GRC? You way wonder what that is – not surprising, as I have only begun publicizing it as of January 2012.
GRC is my dream project, still (and likely forever, given infinite human complexity and diversity) a work in progress. It involves training material for Nurses and other care givers interested in learning better human relations skills. Over the last ten years, I have gathered much research and expert practical knowledge and experience from a wide variety of sources.
These data consistently support five crucial points:
1) Effective human relations involve learned skills that most people have only partially mastered from instinct and upraising,
2) These skills are quite trainable, with a little education and ongoing practice,
3) The benefits of such training, whether mine or someone else’s, accrue from the very beginning of the process, and grow over time,
4) Much has been researched, refined, and proven in practice for many years: material more familiar within some professional circles than others, and
5) As it turns out, healthcare providers remain quite poorly trained in this area. I see two main reasons.
First, in this age of massive and specialized knowledge, it is common to see knowledge obvious to one specialty group completely unknown to another. There is tremendous potential in gathering knowledge outside of your group’s ‘box’ (as in “outside the box”), directly from within another groups ‘box.’ You gain fresh, novel (to you) knowledge in this fashion, yet already refined and proven elsewhere, instead of reinventing the wheel or wallowing in relative ignorance.
Second, because it has been so useful in many ways, the ubiquitous medical model dominates health care education, research, and practice. It inherently focuses attention on disease and dysfunction, on parts over the whole, and on small uniform (amenable to statistical analysis) groups over diversity. Even in psychiatric work, diagnoses and symptoms play starring roles. I have developed my own hypothesis, and validated it over and over for years working with clients suffering from Dementia, Delirium, Depression, Mania, Psychosis, etc.: Even in the presence of mental illness, human motivation is largely driven by normal aspects of human nature, as reflected in social psychology, cognitive science, etc. As I often say:
Diseases don’t make decisions: people do.
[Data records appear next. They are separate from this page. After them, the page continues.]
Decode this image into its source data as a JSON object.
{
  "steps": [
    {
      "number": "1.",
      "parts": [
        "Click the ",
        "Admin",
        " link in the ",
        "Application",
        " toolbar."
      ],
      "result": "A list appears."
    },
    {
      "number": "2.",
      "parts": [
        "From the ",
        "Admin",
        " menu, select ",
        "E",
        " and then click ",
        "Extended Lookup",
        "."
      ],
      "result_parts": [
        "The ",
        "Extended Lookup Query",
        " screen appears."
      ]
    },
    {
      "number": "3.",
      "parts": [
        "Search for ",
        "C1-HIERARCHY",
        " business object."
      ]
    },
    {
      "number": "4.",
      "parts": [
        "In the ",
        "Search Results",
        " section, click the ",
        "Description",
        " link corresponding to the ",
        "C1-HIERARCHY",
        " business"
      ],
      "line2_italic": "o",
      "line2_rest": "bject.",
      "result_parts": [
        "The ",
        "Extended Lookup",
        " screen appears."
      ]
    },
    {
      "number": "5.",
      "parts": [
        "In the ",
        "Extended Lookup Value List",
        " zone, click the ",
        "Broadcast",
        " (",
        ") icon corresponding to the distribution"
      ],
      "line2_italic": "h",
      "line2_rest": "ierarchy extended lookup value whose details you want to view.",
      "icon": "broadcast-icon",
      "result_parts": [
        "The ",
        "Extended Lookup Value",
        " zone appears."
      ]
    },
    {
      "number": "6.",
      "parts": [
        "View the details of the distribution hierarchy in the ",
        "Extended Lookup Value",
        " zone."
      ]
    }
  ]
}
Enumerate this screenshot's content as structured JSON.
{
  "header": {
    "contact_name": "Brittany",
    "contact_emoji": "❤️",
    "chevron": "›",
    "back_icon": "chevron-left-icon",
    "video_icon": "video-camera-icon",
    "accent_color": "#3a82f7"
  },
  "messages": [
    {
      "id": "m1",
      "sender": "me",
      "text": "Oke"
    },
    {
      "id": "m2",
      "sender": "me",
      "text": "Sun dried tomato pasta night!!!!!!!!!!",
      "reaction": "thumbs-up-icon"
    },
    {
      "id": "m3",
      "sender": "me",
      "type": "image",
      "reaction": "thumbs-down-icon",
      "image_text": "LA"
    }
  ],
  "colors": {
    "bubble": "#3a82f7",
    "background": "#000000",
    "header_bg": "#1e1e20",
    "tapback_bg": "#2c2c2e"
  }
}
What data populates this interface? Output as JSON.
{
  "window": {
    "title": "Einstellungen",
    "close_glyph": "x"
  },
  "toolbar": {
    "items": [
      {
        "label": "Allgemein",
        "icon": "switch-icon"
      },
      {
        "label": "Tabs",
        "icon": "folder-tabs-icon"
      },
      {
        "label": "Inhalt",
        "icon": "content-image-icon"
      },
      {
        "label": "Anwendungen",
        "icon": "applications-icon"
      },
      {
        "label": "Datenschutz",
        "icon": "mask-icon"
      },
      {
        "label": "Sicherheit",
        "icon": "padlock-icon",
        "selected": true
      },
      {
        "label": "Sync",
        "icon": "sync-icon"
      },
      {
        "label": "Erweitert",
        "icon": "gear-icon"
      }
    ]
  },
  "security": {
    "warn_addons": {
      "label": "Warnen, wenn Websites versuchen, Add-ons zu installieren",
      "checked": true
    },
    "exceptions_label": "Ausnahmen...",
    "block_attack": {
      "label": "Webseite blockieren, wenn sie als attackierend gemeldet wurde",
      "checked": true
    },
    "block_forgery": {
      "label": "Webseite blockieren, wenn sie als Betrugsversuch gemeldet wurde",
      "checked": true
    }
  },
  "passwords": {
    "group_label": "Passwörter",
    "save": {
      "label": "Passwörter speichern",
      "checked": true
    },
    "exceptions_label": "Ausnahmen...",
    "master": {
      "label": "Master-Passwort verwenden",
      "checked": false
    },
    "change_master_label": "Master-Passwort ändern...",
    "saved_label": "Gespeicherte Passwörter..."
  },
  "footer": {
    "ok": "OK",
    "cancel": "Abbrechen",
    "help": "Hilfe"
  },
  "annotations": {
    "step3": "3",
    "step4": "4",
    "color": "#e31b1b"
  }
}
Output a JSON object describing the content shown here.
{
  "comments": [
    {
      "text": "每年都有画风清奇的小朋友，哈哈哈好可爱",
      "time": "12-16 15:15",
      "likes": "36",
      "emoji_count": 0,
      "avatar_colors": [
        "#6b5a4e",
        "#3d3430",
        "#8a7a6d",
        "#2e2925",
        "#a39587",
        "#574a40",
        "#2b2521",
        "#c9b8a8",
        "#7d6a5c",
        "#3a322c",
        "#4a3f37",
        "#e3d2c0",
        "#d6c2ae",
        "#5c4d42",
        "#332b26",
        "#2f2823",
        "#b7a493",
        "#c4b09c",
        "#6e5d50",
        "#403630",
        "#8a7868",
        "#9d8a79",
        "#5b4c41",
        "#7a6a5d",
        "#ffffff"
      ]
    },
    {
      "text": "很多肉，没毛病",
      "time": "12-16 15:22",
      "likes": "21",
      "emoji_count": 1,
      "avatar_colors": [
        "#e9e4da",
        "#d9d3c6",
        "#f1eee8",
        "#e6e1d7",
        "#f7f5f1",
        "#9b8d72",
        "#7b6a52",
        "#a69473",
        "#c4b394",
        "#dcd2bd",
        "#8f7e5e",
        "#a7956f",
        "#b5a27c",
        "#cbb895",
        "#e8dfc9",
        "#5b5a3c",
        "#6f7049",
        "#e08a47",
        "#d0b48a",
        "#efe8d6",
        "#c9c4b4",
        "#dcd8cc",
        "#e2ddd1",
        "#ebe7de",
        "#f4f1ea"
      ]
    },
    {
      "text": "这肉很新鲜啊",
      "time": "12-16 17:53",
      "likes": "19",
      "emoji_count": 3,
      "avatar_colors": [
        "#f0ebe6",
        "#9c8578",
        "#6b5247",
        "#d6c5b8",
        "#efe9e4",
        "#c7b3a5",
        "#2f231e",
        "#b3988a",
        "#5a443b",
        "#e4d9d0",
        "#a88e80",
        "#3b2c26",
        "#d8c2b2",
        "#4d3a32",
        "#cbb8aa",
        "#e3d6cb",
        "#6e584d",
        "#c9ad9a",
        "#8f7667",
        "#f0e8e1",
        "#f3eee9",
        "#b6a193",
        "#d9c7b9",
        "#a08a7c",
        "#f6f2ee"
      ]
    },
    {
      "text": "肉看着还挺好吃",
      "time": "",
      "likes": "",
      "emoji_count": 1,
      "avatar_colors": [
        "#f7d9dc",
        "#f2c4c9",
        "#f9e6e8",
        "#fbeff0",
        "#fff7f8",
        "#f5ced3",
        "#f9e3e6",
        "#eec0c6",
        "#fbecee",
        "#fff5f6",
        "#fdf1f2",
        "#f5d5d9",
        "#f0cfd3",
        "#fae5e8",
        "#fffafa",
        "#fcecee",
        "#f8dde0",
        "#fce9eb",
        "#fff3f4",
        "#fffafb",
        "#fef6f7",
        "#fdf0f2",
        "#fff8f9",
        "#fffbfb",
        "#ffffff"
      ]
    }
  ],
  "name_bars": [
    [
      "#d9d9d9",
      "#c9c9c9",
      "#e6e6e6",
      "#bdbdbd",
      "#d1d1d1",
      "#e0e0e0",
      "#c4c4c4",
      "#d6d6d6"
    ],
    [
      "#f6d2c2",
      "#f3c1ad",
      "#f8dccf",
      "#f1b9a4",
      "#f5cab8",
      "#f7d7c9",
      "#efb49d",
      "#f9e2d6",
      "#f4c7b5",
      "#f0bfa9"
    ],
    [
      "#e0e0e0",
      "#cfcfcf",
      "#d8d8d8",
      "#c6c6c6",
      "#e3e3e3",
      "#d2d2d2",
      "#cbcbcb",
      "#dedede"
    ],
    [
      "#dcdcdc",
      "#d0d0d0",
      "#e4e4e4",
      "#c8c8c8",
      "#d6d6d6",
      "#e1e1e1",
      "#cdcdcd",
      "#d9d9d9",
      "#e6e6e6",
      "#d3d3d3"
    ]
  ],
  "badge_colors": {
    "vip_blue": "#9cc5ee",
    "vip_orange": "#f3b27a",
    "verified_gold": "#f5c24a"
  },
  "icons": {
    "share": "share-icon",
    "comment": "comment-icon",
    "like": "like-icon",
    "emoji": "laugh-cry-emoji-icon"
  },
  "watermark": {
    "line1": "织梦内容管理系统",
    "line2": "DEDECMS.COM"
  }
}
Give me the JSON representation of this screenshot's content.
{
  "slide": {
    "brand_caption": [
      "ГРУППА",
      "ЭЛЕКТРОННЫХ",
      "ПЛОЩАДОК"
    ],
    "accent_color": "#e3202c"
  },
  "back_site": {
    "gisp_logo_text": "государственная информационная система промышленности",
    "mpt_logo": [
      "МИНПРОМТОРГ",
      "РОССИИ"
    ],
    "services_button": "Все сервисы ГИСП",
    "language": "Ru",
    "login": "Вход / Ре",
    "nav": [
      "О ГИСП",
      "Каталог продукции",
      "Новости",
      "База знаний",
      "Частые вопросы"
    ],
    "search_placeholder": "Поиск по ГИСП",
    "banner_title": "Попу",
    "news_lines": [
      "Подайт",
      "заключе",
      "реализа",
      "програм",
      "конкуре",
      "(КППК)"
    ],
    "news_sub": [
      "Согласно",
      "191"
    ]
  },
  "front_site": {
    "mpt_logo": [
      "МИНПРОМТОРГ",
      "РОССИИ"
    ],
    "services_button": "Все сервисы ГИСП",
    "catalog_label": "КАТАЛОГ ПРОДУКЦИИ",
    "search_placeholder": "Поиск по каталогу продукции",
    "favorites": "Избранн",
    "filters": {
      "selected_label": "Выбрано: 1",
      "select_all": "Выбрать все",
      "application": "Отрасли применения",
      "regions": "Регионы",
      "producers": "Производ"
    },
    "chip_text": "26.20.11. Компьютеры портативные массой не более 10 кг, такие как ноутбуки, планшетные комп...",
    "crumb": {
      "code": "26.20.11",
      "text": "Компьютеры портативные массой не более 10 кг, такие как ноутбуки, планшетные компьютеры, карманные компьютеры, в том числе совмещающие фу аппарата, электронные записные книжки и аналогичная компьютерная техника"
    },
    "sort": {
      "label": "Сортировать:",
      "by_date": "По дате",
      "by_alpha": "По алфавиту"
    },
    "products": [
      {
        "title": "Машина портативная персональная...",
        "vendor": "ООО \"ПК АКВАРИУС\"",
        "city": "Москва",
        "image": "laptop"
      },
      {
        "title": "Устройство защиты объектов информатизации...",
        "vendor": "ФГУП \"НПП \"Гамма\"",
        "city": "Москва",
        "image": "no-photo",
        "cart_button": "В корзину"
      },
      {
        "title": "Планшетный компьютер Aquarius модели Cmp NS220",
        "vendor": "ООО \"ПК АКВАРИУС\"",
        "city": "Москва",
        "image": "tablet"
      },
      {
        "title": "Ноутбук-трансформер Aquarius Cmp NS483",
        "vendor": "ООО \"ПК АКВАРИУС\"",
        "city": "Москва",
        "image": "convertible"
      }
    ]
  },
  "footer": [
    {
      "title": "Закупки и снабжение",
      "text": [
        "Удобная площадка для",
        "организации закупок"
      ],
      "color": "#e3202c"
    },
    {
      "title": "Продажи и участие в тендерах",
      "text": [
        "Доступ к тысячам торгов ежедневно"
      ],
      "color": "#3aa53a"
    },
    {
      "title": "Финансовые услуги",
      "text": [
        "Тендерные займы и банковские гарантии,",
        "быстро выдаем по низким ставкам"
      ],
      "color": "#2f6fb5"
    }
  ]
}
Diseases may well distort decision-making or offer people bad information like delusions or hallucinations, but most such impaired people still make decisions, and remain quite open to the same social influences as anyone else. Care givers who ignore this fact often inadvertently make clinical situations much worse. In any case, they are much less effective than they could be, and these care givers suffer for it along with clients.
Care givers, who so desperately require the best people skills, receive little if any formal training in human relations. What training they get is incomplete and limited, so they must rely on unrefined instincts and clumsy and ineffective techniques, greatly impairing their efficacy. As a result, relationships with clients suffer, contributing to care giver stress, frustration, and legal liability: did you know that whether a patient likes and trusts a provider may well do more to shape their legal liability than do their actual care and competence? Sub-optimal people skills also contribute to treatment non-adherence: an ongoing, extremely costly national public health crisis.
(Note: If all patients in America took all their medications as prescribed – far from the case now – the estimated public health impact would be roughly comparable to that of curing Diabetes completely (http://www.ncbi.nlm.nih.gov/pubmed/16079372) )
Like playing chess, the rules of human relations are fairly simple and often familiar, yet one can build mastery throughout life and never fully exhaust their full potential. Practice often involves learning to master dysfunctional instincts: to assess and act thoughtfully, instead of merely reacting automatically. Human relations are endlessly fascinating. This practice can be gratifying, refreshing, and often rather pleasant. I certainly enjoy it.
Students learn how to more easily and efficiently build client rapport and cooperation, improve treatment adherence and outcomes, to have more fun and get more done, with less wasted time, less frustration, less stress, more confidence. I make these promises confidently, based on my own clinical experience, that of students, and the results of many impressive figures in the past and present. But it depends on your participation, your practice, to work.
John Dryden once said, “The definition of insanity is trying the same thing over and over, and expecting different results.”
In this sense, much current health care practice is insane. Even sadder, many care givers know that what they are doing works poorly, that they suffer for it, yet they keep on keeping on, unaware of better options, or too burnt-out and cynical to try anything new. So, so sad, tragic actually, as it is completely unnecessary, self-inflicted pain. If you find yourself on this treadmill, please, for all our sakes, get off and find a better way, whether through my program or someone else’s. Much of my inspiration and most of my knowledge comes from others, whether Jeffrey Gittomer (excellent books, blog, etc.), Roger Fisher and William Ury at the Harvard Negotiation Project (wonderful books), Dale Carnegie, or many others. There is so much great knowledge out there waiting for you.
Thanks so much for your time and consideration.
Have no doubt: with the right tools, we can begin to make the world a better place, every day.